Support Questions
Find answers, ask questions, and share your expertise
Announcements
Alert: Welcome to the Unified Cloudera Community. Former HCC members be sure to read and learn how to activate your account here.

Hive HBase snapshot query result can't insert into new table

Hive HBase snapshot query result can't insert into new table

New Contributor

Hi, we are using CDH 5.16.1 ,hbase-1.2.0,hive 1.1.0  .

I'm trying to load hbase data into hive, but i got an issue when i use hbase snapshot, it only load the row key into hive table. But if i donn't use the snapshot, HbaseStorageHandler can successfully load data into new hive table.

Here are steps i took:

 

first i have created a hbase table:

 

create 'user_data_table','personal_data','professional_data';

 

Then I inserted few records into the table as

put 'user_data_table','user1','personal_data:Location','IL'
put 'user_data_table','user1','personal_data:FName','Deb'
put 'user_data_table','user1','personal_data:LName','D'
put 'user_data_table','user1','professional_data:dept','IT'
put 'user_data_table','user1','professional_data:salary','2000'

put 'user_data_table','user2','personal_data:FName','CH'
put 'user_data_table','user2','personal_data:LName','AK'
put 'user_data_table','user2','professional_data:dept','IT'
put 'user_data_table','user2','professional_data:salary','80000'

 

Then i specify the  snapshot.name to make Hive query Hbase bypasses HBase servers, and directly accesses the underlying files.

set hive.hbase.snapshot.name=snapshot-day-1;
set hive.hbase.snapshot.restoredir=/tmp;

CREATE EXTERNAL TABLE if not exists default.hbase_user_data_snapshot1_table1(key string, Location string,FName string,LName string, dept string,salary string) 
STORED BY 'org.apache.hadoop.hive.hbase.HBaseStorageHandler'
WITH SERDEPROPERTIES ("hbase.columns.mapping" = ":key,personal_data:Location,personal_data:FName,personal_data:LName,professional_data:dept,professional_data:salary")
TBLPROPERTIES ("hbase.table.name" = "user_data_table");

 

 

when i try to load the query result into hive table as below, the result are  weirdly,all the value of fields are NULL ,except the row key.

 

 

#show hbase table data
hive> select * from default.hbase_user_data_snapshot1_table;
OK
user1	IL	Deb	D	IT	2000
user2	NULL	CH	AK	IT	80000
Time taken: 0.199 seconds, Fetched: 2 row(s)
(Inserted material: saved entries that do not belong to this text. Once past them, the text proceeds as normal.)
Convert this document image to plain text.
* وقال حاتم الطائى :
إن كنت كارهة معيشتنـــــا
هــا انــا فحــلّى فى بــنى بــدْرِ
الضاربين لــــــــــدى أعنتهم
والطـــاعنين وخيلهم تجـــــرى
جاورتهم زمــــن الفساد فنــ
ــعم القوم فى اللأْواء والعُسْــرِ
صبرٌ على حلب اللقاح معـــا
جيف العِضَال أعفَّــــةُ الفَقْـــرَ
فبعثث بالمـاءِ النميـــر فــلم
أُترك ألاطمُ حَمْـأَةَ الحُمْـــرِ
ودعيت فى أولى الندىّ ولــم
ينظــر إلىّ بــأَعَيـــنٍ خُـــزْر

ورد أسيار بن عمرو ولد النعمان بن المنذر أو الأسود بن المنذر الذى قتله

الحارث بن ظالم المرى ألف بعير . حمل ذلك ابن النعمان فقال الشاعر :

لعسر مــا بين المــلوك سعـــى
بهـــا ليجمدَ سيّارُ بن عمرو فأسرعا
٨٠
#load the query result into new table
hive> create table test as select * from default.hbase_user_data_snapshot1_table;

.... OK

#but all the value of  fields are NULL ,expect the row key.
hive> select * from test;
OK
user1	NULL		NULL	NULL	NULL
user2	NULL		NULL	NULL	NULL

 

 

well i also try to load data without the param " set hive.hbase.snapshot.name ", now it insert query result into table as i expected. (but in this way ,it was very slow, because HBaseStorageHandler query the hbase with full scan with hbase server api )
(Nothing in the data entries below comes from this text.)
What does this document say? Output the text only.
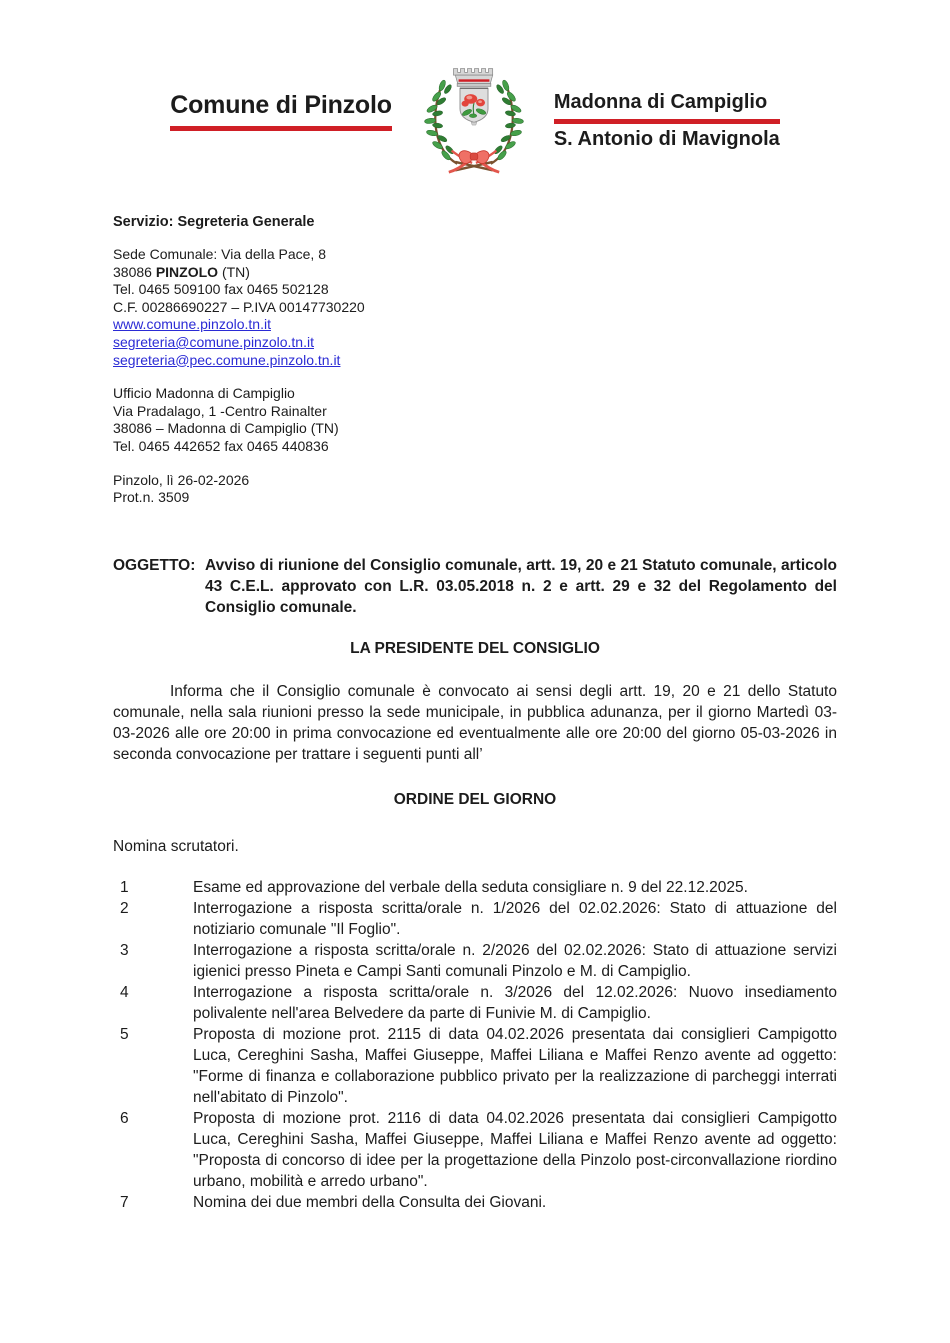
Comune di Pinzolo	Madonna di Campiglio
S. Antonio di Mavignola
Servizio: Segreteria Generale
Sede Comunale: Via della Pace, 8
38086 PINZOLO (TN)
Tel. 0465 509100 fax 0465 502128
C.F. 00286690227 – P.IVA 00147730220
www.comune.pinzolo.tn.it
segreteria@comune.pinzolo.tn.it
segreteria@pec.comune.pinzolo.tn.it
Ufficio Madonna di Campiglio
Via Pradalago, 1 -Centro Rainalter
38086 – Madonna di Campiglio (TN)
Tel. 0465 442652 fax 0465 440836
Pinzolo, lì 26-02-2026
Prot.n. 3509
OGGETTO: Avviso di riunione del Consiglio comunale, artt. 19, 20 e 21 Statuto comunale, articolo 43 C.E.L. approvato con L.R. 03.05.2018 n. 2 e artt. 29 e 32 del Regolamento del Consiglio comunale.
LA PRESIDENTE DEL CONSIGLIO
Informa che il Consiglio comunale è convocato ai sensi degli artt. 19, 20 e 21 dello Statuto comunale, nella sala riunioni presso la sede municipale, in pubblica adunanza, per il giorno Martedì 03-03-2026 alle ore 20:00 in prima convocazione ed eventualmente alle ore 20:00 del giorno 05-03-2026 in seconda convocazione per trattare i seguenti punti all’
ORDINE DEL GIORNO
Nomina scrutatori.
1	Esame ed approvazione del verbale della seduta consigliare n. 9 del 22.12.2025.
2	Interrogazione a risposta scritta/orale n. 1/2026 del 02.02.2026: Stato di attuazione del notiziario comunale "Il Foglio".
3	Interrogazione a risposta scritta/orale n. 2/2026 del 02.02.2026: Stato di attuazione servizi igienici presso Pineta e Campi Santi comunali Pinzolo e M. di Campiglio.
4	Interrogazione a risposta scritta/orale n. 3/2026 del 12.02.2026: Nuovo insediamento polivalente nell'area Belvedere da parte di Funivie M. di Campiglio.
5	Proposta di mozione prot. 2115 di data 04.02.2026 presentata dai consiglieri Campigotto Luca, Cereghini Sasha, Maffei Giuseppe, Maffei Liliana e Maffei Renzo avente ad oggetto: "Forme di finanza e collaborazione pubblico privato per la realizzazione di parcheggi interrati nell'abitato di Pinzolo".
6	Proposta di mozione prot. 2116 di data 04.02.2026 presentata dai consiglieri Campigotto Luca, Cereghini Sasha, Maffei Giuseppe, Maffei Liliana e Maffei Renzo avente ad oggetto: "Proposta di concorso di idee per la progettazione della Pinzolo post-circonvallazione riordino urbano, mobilità e arredo urbano".
7	Nomina dei due membri della Consulta dei Giovani.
CREATE EXTERNAL TABLE if not exists default.hbase_user_data_snapshot1_table1(key string, Location string,FName string,LName string, dept string,salary string) 
STORED BY 'org.apache.hadoop.hive.hbase.HBaseStorageHandler'
WITH SERDEPROPERTIES ("hbase.columns.mapping" = ":key,personal_data:Location,personal_data:FName,personal_data:LName,professional_data:dept,professional_data:salary")
TBLPROPERTIES ("hbase.table.name" = "user_data_table");

 create table test1 as select * from default.hbase_user_data_snapshot1_table;

select * from test1;
OK
user1	IL	Deb	D	IT	2000
user2	NULL	CH	AK	IT	80000

the snapshot feature link:

https://issues.apache.org/jira/browse/HBASE-8369

 

Is there anybody can help me? 

 

1 REPLY 1
Highlighted

Re: Hive HBase snapshot query result can't insert into new table

New Contributor
i also tried to specify the hive.hbase.snapshot.name in TBLPROPERTIES,but the hive query request the Hbase region server API instead of access the underline file directly. I looked the HbaseStorageHandler source code, it choose whether or not use the HbaseSnapshot by judging the hive conf property (HiveConf.ConfVars.HIVE_HBASE_SNAPSHOT_NAME)

So if you specify the hive.hbase.snapshot.name in any other place ,it will not available for hive to query hbase with snapshot. And i also changed all the hdfs dir permission to 777,but it still couldn't insert data into hive table,except i didn't use the snapshot. It was weirdly I checked the DEBUG log ,but there is not any error in it.

I'm wandering is this a bug about that feature?